President Lula will likely increase the union’s influence in addressing worker concerns over the coming months and years. With commodities in a bull market, the leading Brazilian producers are making significant profits, and the government will likely support higher wages and more worker benefits. However, the nationalization of companies like VALE, PBR, and others is unlikely, given Lula’s “mixed economy” ideology. Meanwhile, global inflation, supply chain bottlenecks, and geopolitical turmoil increase Brazil’s earning potential as it remains a commodity supermarket to the world.
Three reasons Brazilian raw material production is more important than ever
Three factors will support Brazil’s economy over the coming months and years, making incoming President Lula’s job easier:
- Trade frictions because of the geopolitical bifurcation between nuclear powers increase the opportunities for Brazilian commodity production. Russia and China are significant producers, with China being the leading worldwide raw material consumer. Brazil can fill some of the void created by Russia’s retaliation to sanctions imposed by the US, Europe, and their allies.
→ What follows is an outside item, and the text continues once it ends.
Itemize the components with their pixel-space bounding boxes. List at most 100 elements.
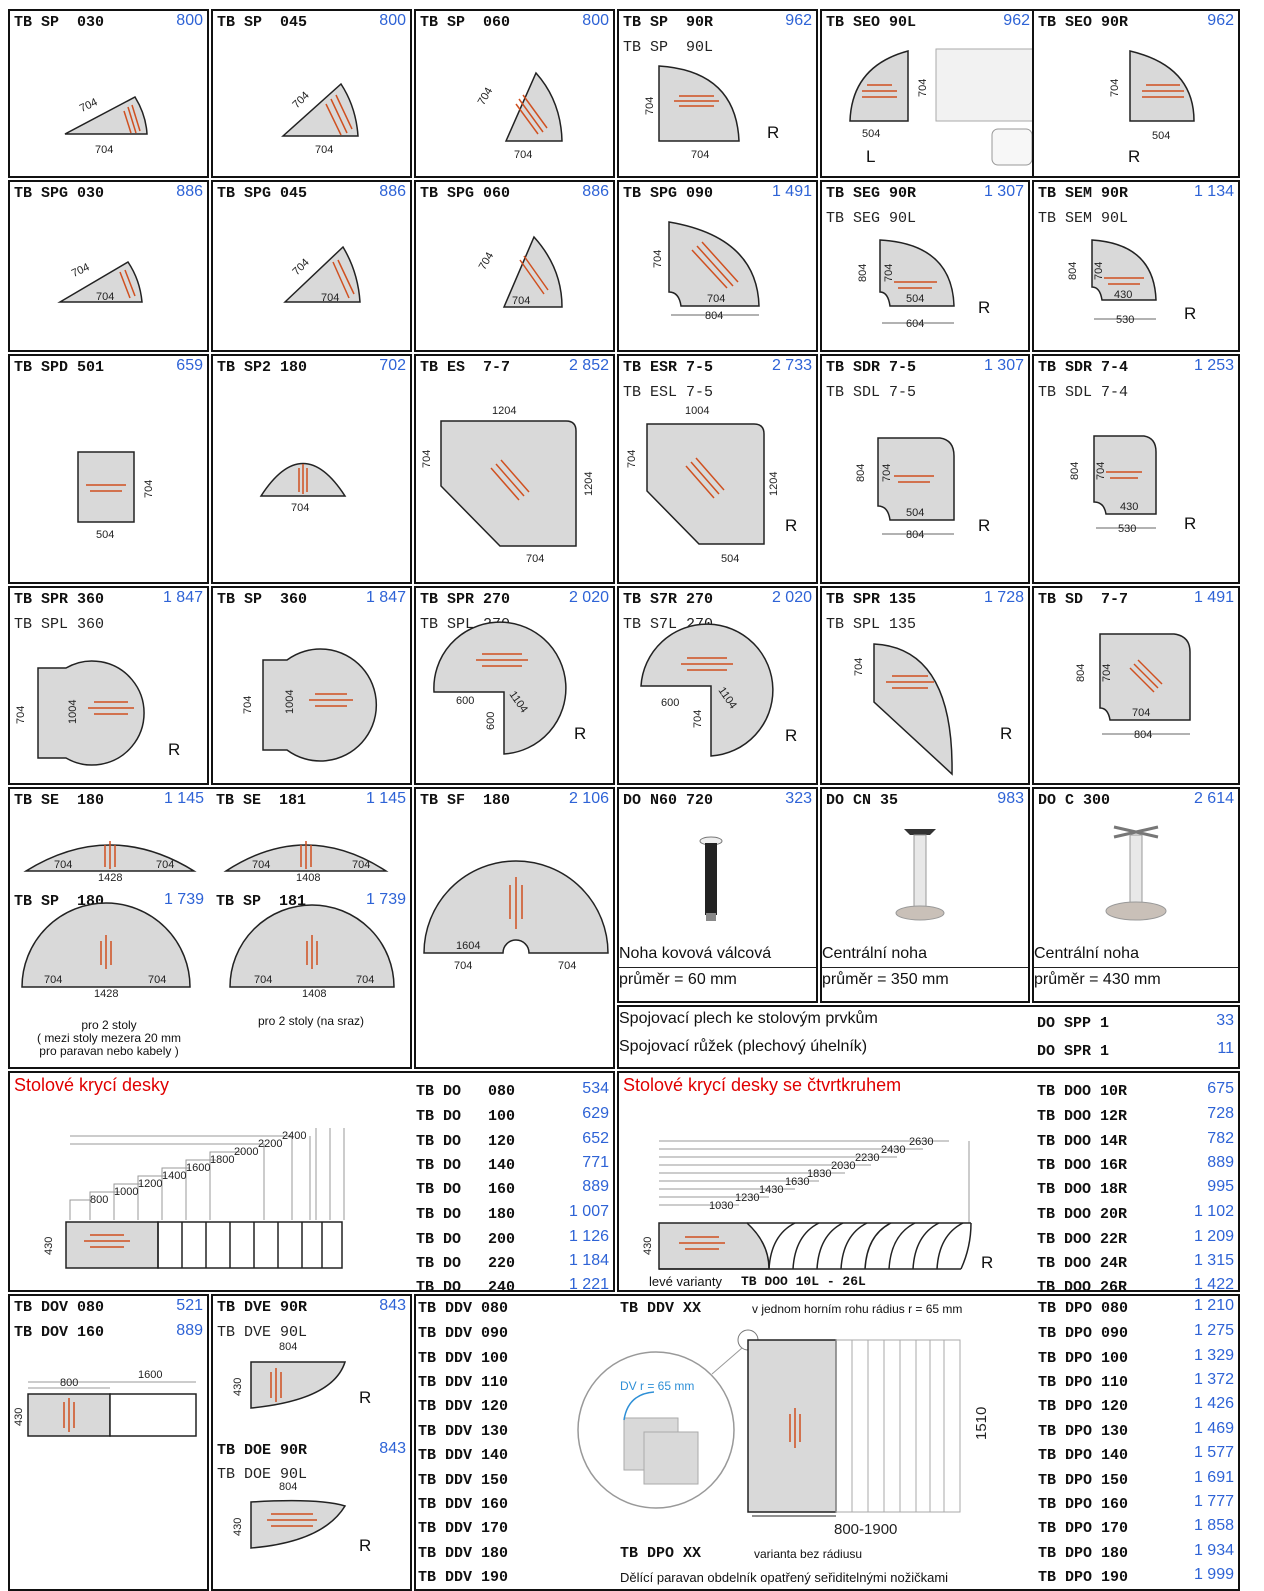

- Worldwide inflation remains bullish for commodity prices. With food and energy at the highest level in years, Brazil stands to benefit from increased earnings and tax revenues from the country’s production capabilities.
- Brazil retains a close relationship with the US, which will likely improve given the similar goals of the Biden and Lula administrations. Moreover, increased Chinese investment in Brazil over the past years places Brazil in a unique position as a negotiator and moderator as US-Chinese relations have deteriorated.
The bottom line is that Brazilian markets have reacted positively to the election. However, the country has a long record of corruption and scandals that have rocked the economy and chased away investment capital. President Lula’s challenge will be to avoid scandal and unify the divided country after the election. While it is a tall order, the real and Brazilian stock market seem to be giving optimistic signals.